0

I have the following:

char *strings = "1998,9,20,"

Here I want to store each number into an integer varaible and print as :

1998

9

20

I tried using strtok and then atoi but this did not help me as my variable is a character pointer and not an array.

anatolyg
  • 26,506
  • 9
  • 60
  • 134
Shilpa
  • 19
  • 2
  • Arrays decays to pointers to their first element, arrays and pointers can often be used interchangeably.

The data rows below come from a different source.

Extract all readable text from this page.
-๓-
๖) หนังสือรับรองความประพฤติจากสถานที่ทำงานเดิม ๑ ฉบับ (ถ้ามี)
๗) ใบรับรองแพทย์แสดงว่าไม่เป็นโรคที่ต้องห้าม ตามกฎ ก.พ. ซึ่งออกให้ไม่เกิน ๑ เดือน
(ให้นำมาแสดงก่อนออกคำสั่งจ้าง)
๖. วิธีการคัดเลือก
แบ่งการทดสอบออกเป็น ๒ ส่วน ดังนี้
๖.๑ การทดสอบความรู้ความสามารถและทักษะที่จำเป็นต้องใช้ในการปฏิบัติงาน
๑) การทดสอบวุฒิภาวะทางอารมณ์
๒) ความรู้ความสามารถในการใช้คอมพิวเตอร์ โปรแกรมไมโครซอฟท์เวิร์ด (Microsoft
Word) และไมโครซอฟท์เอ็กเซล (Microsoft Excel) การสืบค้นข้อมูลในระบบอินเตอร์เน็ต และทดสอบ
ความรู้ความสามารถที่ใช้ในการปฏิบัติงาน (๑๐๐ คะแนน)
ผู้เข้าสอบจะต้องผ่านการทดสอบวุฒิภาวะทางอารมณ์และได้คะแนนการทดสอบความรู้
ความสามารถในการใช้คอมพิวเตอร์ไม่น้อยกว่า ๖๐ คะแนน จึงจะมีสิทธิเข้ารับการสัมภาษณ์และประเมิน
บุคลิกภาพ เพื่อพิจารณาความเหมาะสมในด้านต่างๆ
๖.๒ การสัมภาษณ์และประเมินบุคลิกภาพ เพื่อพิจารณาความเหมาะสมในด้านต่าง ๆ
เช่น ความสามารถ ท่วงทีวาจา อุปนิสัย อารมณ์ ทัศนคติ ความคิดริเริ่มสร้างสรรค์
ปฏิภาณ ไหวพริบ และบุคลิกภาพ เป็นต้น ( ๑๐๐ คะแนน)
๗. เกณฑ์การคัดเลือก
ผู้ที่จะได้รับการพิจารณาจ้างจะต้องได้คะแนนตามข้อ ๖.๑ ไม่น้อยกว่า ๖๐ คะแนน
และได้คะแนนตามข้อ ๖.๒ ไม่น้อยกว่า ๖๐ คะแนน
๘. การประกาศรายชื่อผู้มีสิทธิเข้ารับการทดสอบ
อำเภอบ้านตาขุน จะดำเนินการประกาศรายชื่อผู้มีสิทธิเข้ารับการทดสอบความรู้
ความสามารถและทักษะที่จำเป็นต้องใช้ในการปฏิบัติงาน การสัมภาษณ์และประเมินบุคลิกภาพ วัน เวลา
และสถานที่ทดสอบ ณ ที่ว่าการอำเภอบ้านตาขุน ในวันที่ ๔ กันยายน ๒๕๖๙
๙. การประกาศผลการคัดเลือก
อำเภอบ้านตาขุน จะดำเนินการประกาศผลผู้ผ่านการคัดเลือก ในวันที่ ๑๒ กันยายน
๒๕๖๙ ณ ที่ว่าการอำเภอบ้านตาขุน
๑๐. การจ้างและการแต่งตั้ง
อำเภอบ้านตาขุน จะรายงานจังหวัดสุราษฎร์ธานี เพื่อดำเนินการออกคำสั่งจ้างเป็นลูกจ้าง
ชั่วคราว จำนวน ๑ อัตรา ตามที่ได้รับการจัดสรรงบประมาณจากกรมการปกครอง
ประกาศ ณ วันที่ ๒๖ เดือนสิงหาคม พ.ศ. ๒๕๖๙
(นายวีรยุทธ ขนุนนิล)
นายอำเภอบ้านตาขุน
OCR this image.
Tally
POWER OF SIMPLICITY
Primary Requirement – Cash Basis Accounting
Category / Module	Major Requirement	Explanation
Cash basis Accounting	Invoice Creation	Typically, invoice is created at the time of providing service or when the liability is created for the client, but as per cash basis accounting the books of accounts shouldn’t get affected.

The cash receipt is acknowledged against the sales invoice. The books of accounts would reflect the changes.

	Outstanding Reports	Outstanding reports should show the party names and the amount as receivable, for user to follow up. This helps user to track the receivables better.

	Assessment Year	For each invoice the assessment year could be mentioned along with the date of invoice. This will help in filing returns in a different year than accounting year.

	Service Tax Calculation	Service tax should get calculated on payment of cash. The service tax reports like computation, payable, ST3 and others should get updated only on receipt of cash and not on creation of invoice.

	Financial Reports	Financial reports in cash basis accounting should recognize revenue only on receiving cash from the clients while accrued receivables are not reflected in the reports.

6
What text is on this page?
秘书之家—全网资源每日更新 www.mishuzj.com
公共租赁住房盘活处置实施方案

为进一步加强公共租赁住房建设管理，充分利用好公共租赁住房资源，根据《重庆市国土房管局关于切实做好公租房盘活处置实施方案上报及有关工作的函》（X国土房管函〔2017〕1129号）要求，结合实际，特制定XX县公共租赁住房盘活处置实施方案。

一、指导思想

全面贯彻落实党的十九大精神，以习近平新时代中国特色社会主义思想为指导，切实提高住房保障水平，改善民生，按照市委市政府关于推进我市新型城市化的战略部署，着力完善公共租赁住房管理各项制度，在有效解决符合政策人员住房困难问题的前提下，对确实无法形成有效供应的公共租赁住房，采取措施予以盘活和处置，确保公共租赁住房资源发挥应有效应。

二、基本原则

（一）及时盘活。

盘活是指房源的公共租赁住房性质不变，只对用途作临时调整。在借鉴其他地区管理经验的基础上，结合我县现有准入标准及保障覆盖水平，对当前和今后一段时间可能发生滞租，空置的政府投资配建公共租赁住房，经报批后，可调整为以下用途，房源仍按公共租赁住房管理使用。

And check out e.g. [this `atoi` reference](http://en.cppreference.com/w/c/string/byte/atoi) and see what argument it actually takes. – Some programmer dude Jun 08 '17 at 10:48
  • I guess you try to pass the `strings` pointer as an argument to `strtok` which will segfault because string literals are stored in read-only memory but `strtok` expects the string to be modifyable. So you *have* to copy the string literal into an array before being able to use it with `strtok`. – zett42 Jun 08 '17 at 11:11

2 Answers2

0

with <regex> library:
and regex_token_iterator as splitter: 

unsigned int some_int[ 5 ]{};

const char* string = "1998,9,20,";

const char* begin_s = string;
const char* end___s = string + std::string( string ).size();

std::regex regex( "," );

std::regex_token_iterator< const char* > first( begin_s, end___s, regex, -1 ), last;

unsigned int index = 0;

while( first != last ){
    some_int[ index++ ] = std::stoi( *first++ );
}

for( unsigned int item : some_int ){
    std::cout << item << '\n';
}

the output: 

1998
9
20
0
0
Shakiba Moshiri
  • 21,040
  • 2
  • 34
  • 44
0

Maybe this does what you want to do in a simple way?

const char *strings = "1998,9,20,";
const char *ptr = strings;
while (true) {
    int val;
    val = atoi(ptr);
    ptr = strchr(ptr,',');

    if (ptr == 0)
        break;

    std::cout << val << std::endl;
    ptr++;
}
Tobi
  • 47
  • 4